Après le danger Ebola, le risque Letchi !

Mon intervention d’aujourd’hui – j’en ai bien peur – ne porte que sur une question très locale, propre à La Réunion, une question très triviale, une simple histoire de cantine scolaire, mais peut-être saura-t-on y voir aussi le symptôme plus général d’une dérive inquiétante de nos mœurs. De quoi s’agit-il en effet ? Il s’agit de la décision prise par une municipalité de l’île de faire décortiquer et dénoyauter les letchis avant de les distribuer aux écoliers pour leur repas de Noël.

Pour ceux qui ne sauraient pas ce qu’est un letchi qu’ils apprennent qu’il s’agit d’une petite boule de pulpe translucide délicatement parfumée, entourant un noyau de la taille d’une olive et recouverte d’une légère écorce rouge laquelle se rompt sans aucune difficulté. Pour beaucoup de gens d’ici, le plaisir de manger des letchis, un fruit associé aux fêtes de Noël, est inséparable de cette opération de décorticage. Sous cette écorce protectrice le letchi a en effet conservé toute sa fraîcheur et toute sa saveur, lesquelles disparaissent totalement quand on le met en conserve (une expérience que certains ont peut-être fait dans les restaurants chinois qui en proposent souvent pour le dessert : ceux-ci sont devenus presque insipides et de très peu d’intérêt !).

Par ailleurs, on peut s’interroger sur les conséquences prophylactiques de ce décorticage. On nous parle de « décontamination » mais comment s’effectue celle-ci ? Avec un trempage dans l’eau de Javel ? Sans doute pas… Bien sûr on imagine que les décortiqueurs, avant de se livrer à leur tâche de décortication, ont enfilé des gants en plastique, mais leur est-il possible de changer de gants après chaque fruit dont ils ont manipulé l’écorce potentiellement contaminée ? Et cette écorce que l’on enlève, n’était-elle pas la meilleure protection contre toute contamination ?

Et dire que tout cela est effectué au nom du « principe de précaution » afin de prévenir de prétendus risques d’étranglement ! On aimerait d’ailleurs bien à ce propos que nous soient fournies des statistiques précises sur les « accidents de letchis » survenus ces dernières années. Voilà en tout cas une initiative dont on ne peut dire qu’elle aille dans le sens du développement de la fameuse « autonomie » des jeunes, cette « autonomie » dont on se gargarise pourtant tellement et à tout bout de champ !
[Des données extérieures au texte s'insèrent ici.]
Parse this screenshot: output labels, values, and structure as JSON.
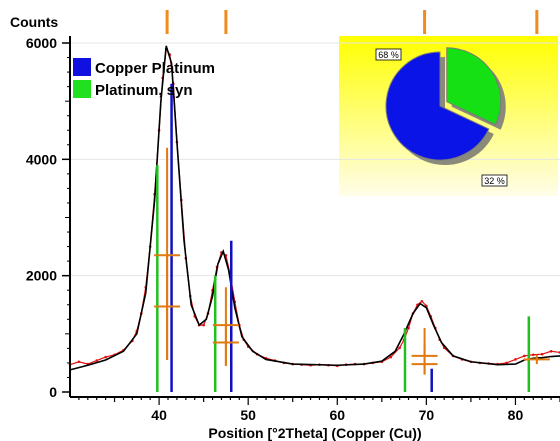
{
  "chart_data": {
    "type": "line",
    "ylabel": "Counts",
    "xlabel": "Position [°2Theta] (Copper (Cu))",
    "xlim": [
      30,
      85
    ],
    "ylim": [
      0,
      6000
    ],
    "x_ticks": [
      40,
      50,
      60,
      70,
      80
    ],
    "y_ticks": [
      0,
      2000,
      4000,
      6000
    ],
    "series": [
      {
        "type": "line",
        "color": "#000000",
        "x": [
          30,
          32,
          34,
          36,
          37.5,
          38.5,
          39.5,
          40.2,
          40.8,
          41.4,
          42,
          42.8,
          43.6,
          44.5,
          45.3,
          46,
          46.6,
          47.2,
          47.8,
          48.5,
          49.3,
          50.5,
          52,
          55,
          60,
          63,
          65,
          66.5,
          67.5,
          68.5,
          69.3,
          70,
          70.8,
          71.7,
          73,
          75,
          78,
          80,
          81,
          82,
          83,
          84,
          85
        ],
        "y": [
          380,
          460,
          550,
          700,
          1000,
          1700,
          3300,
          5000,
          5950,
          5650,
          4300,
          2600,
          1500,
          1150,
          1250,
          1650,
          2200,
          2420,
          2100,
          1450,
          950,
          700,
          560,
          480,
          460,
          480,
          530,
          700,
          1000,
          1350,
          1520,
          1450,
          1150,
          850,
          620,
          520,
          470,
          480,
          550,
          580,
          590,
          610,
          620
        ]
      },
      {
        "type": "scatter",
        "color": "#e01010",
        "x": [
          30,
          31,
          32,
          33,
          34,
          35,
          36,
          37,
          37.5,
          38,
          38.5,
          39,
          39.5,
          40,
          40.4,
          40.8,
          41.2,
          41.6,
          42,
          42.5,
          43,
          43.5,
          44,
          44.5,
          45,
          45.5,
          46,
          46.5,
          47,
          47.5,
          48,
          48.5,
          49,
          49.5,
          50,
          51,
          52,
          53,
          54,
          55,
          56,
          57,
          58,
          59,
          60,
          61,
          62,
          63,
          64,
          65,
          66,
          67,
          67.5,
          68,
          68.5,
          69,
          69.5,
          70,
          70.5,
          71,
          71.5,
          72,
          73,
          74,
          75,
          76,
          77,
          78,
          79,
          80,
          81,
          82,
          83,
          84,
          85
        ],
        "y": [
          470,
          520,
          480,
          540,
          600,
          640,
          720,
          880,
          1050,
          1350,
          1800,
          2500,
          3400,
          4500,
          5400,
          5900,
          5800,
          5300,
          4300,
          3300,
          2300,
          1650,
          1300,
          1150,
          1150,
          1350,
          1750,
          2150,
          2400,
          2350,
          2000,
          1550,
          1150,
          900,
          780,
          650,
          580,
          540,
          500,
          480,
          470,
          460,
          470,
          460,
          450,
          470,
          480,
          480,
          500,
          520,
          600,
          760,
          900,
          1100,
          1350,
          1500,
          1560,
          1480,
          1300,
          1100,
          900,
          760,
          620,
          560,
          520,
          500,
          490,
          480,
          500,
          560,
          620,
          640,
          650,
          700,
          680
        ]
      }
    ],
    "legend": {
      "placement": "top-left",
      "entries": [
        {
          "name": "Copper Platinum",
          "color": "#1010e0"
        },
        {
          "name": "Platinum, syn",
          "color": "#20e020"
        }
      ]
    },
    "reference_lines": {
      "copper_platinum": {
        "color": "#1010c0",
        "x": [
          41.4,
          48.1,
          70.6
        ],
        "y": [
          5300,
          2600,
          400
        ]
      },
      "platinum_syn": {
        "color": "#20c020",
        "x": [
          39.8,
          46.3,
          67.6,
          81.5
        ],
        "y": [
          3900,
          2000,
          1100,
          1300
        ]
      }
    },
    "position_markers": {
      "color": "#f08c1e",
      "x": [
        40.9,
        47.5,
        69.8,
        82.4
      ]
    },
    "error_bars": {
      "color": "#e07a10",
      "points": [
        {
          "x": 40.9,
          "y": 2350,
          "low": 550,
          "high": 4200
        },
        {
          "x": 40.9,
          "y": 1470,
          "low": 550,
          "high": 2350
        },
        {
          "x": 47.5,
          "y": 1150,
          "low": 450,
          "high": 1800
        },
        {
          "x": 47.5,
          "y": 850,
          "low": 450,
          "high": 1200
        },
        {
          "x": 69.8,
          "y": 620,
          "low": 300,
          "high": 1100
        },
        {
          "x": 69.8,
          "y": 480,
          "low": 300,
          "high": 850
        },
        {
          "x": 82.4,
          "y": 560,
          "low": 480,
          "high": 640
        }
      ]
    },
    "inset_pie": {
      "placement": "top-right",
      "background": [
        "#ffff00",
        "#fffde8"
      ],
      "slices": [
        {
          "label": "68 %",
          "value": 68,
          "color": "#0a14e6"
        },
        {
          "label": "32 %",
          "value": 32,
          "color": "#14e014"
        }
      ]
    }
  }
}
Alors, l’exemple réunionnais va-t-il être suivi par les cantines scolaires de la métropole ? Celles-ci, conscientes des risques considérables auxquels elles exposent les enfants qu’elles ont charge de sustenter, vont-elles à leur tour se décider à faire dénoyauter les abricots, pêches et cerises qu’elles leur proposent ? C’est ce que l’on serait content de savoir. Et nos chers écologistes qu’en disent-ils ?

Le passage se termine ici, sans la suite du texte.